Great for rolling into a ball and bouncing it off of your little brother's head. Fun on Sunday afternoons for pressing it against the Sunday newspaper comics and transferring the images to other paper – or your bedroom walls. Great fun to form bubbles and make loud snapping noises when you burst them. Not so great when you're the parent and you have to get it out of Junior's bedroom carpet.

Originally created as a potential substitute for rubber in the United States during World War II, Silly Putty was first named Nutty Putty, and is made of silicone polymers. Apollo astronauts used it to secure their tools in zero-gravity, and generations of children – and adults – find it fun to play with.
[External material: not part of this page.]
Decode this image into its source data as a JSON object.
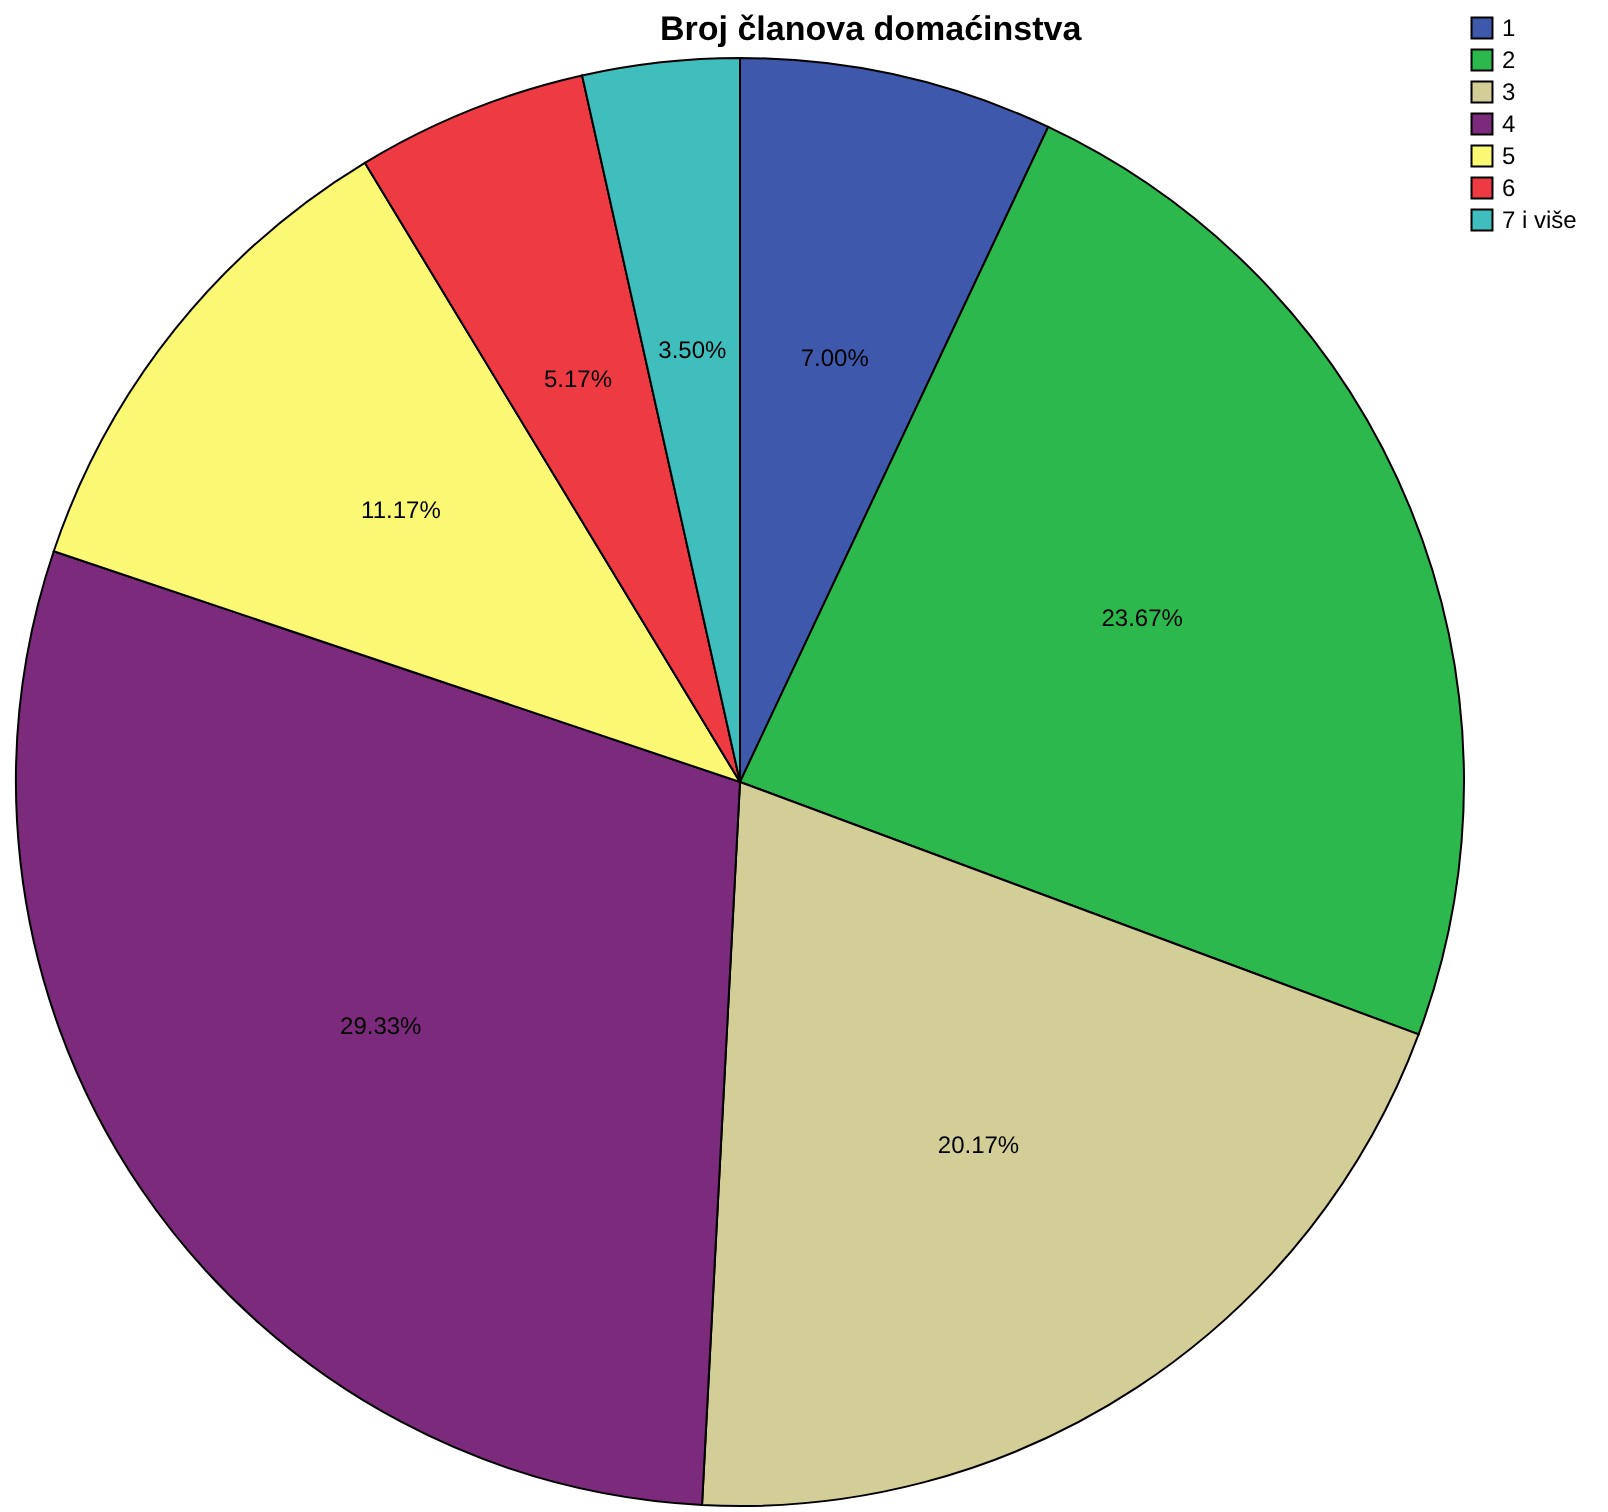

But because of its great adhesive properties, and its unusual flow characteristics, the stuff is difficult to get out of carpeting, but not impossible. Follow these guidelines to rid your carpeting of Silly Putty, and put it back into the egg where it belongs:

  • With a butter knife and your fingernails, scrape away all of the Silly Putty that you can from the carpeting.
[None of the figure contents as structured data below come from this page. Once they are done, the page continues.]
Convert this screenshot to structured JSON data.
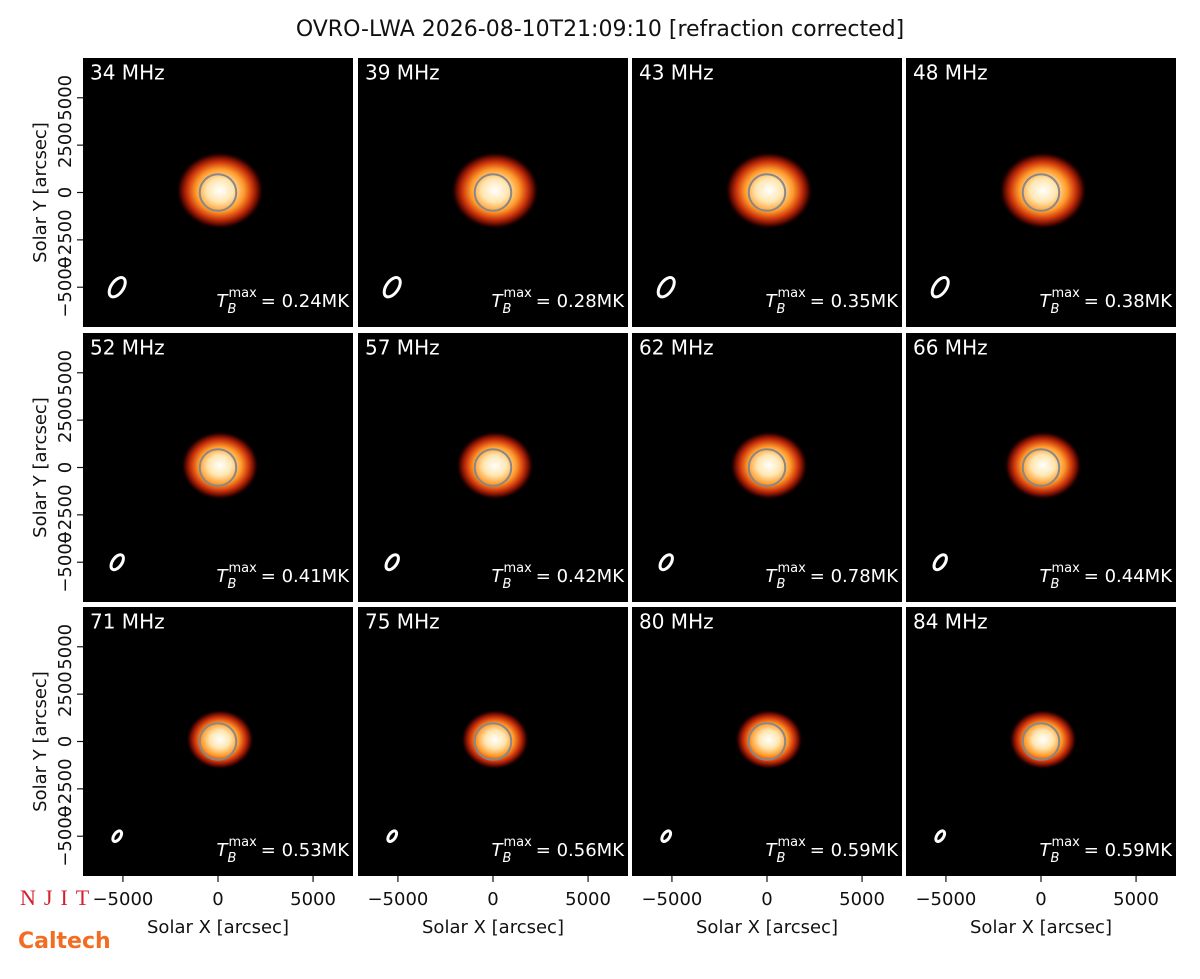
{
  "chart_data": {
    "type": "image-grid",
    "title": "OVRO-LWA 2026-08-10T21:09:10 [refraction corrected]",
    "xlabel": "Solar X [arcsec]",
    "ylabel": "Solar Y [arcsec]",
    "xlim": [
      -7100,
      7100
    ],
    "ylim": [
      -7100,
      7100
    ],
    "xticks": [
      {
        "value": -5000,
        "label": "−5000"
      },
      0,
      5000
    ],
    "yticks": [
      {
        "value": -5000,
        "label": "−5000"
      },
      {
        "value": -2500,
        "label": "−2500"
      },
      0,
      2500,
      5000
    ],
    "tmax_symbol": {
      "base": "T",
      "sub": "B",
      "sup": "max"
    },
    "panels": [
      {
        "label": "34 MHz",
        "tmax_label": "= 0.24MK"
      },
      {
        "label": "39 MHz",
        "tmax_label": "= 0.28MK"
      },
      {
        "label": "43 MHz",
        "tmax_label": "= 0.35MK"
      },
      {
        "label": "48 MHz",
        "tmax_label": "= 0.38MK"
      },
      {
        "label": "52 MHz",
        "tmax_label": "= 0.41MK"
      },
      {
        "label": "57 MHz",
        "tmax_label": "= 0.42MK"
      },
      {
        "label": "62 MHz",
        "tmax_label": "= 0.78MK"
      },
      {
        "label": "66 MHz",
        "tmax_label": "= 0.44MK"
      },
      {
        "label": "71 MHz",
        "tmax_label": "= 0.53MK"
      },
      {
        "label": "75 MHz",
        "tmax_label": "= 0.56MK"
      },
      {
        "label": "80 MHz",
        "tmax_label": "= 0.59MK"
      },
      {
        "label": "84 MHz",
        "tmax_label": "= 0.59MK"
      }
    ],
    "logos": [
      "NJIT",
      "Caltech"
    ]
  }
}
  • Apply Goo Gone or WD-40 liberally to the affected area and allow it to sit for about five minutes.
  • With a wet rag, rub the area over and over again until the putty dissolves.
  • Apply more Goo Gone or WD-40 if you still see putty or a stain, and then rub again with a clean, wet rag.
The Silly Putty should completely dissolve away, leaving no trace that it got stuck in the carpet. According to the manufacturers of the product, alcohol also dissolves Silly Putty, so you could try that if you don't have any Goo Gone or WD-40 in the house. Another good remedy is to freeze the putty until it cracks and breaks. Set an ice pack onto the affected carpet and let it sit there a good few hours, and then crack the frozen putty out of the carpet.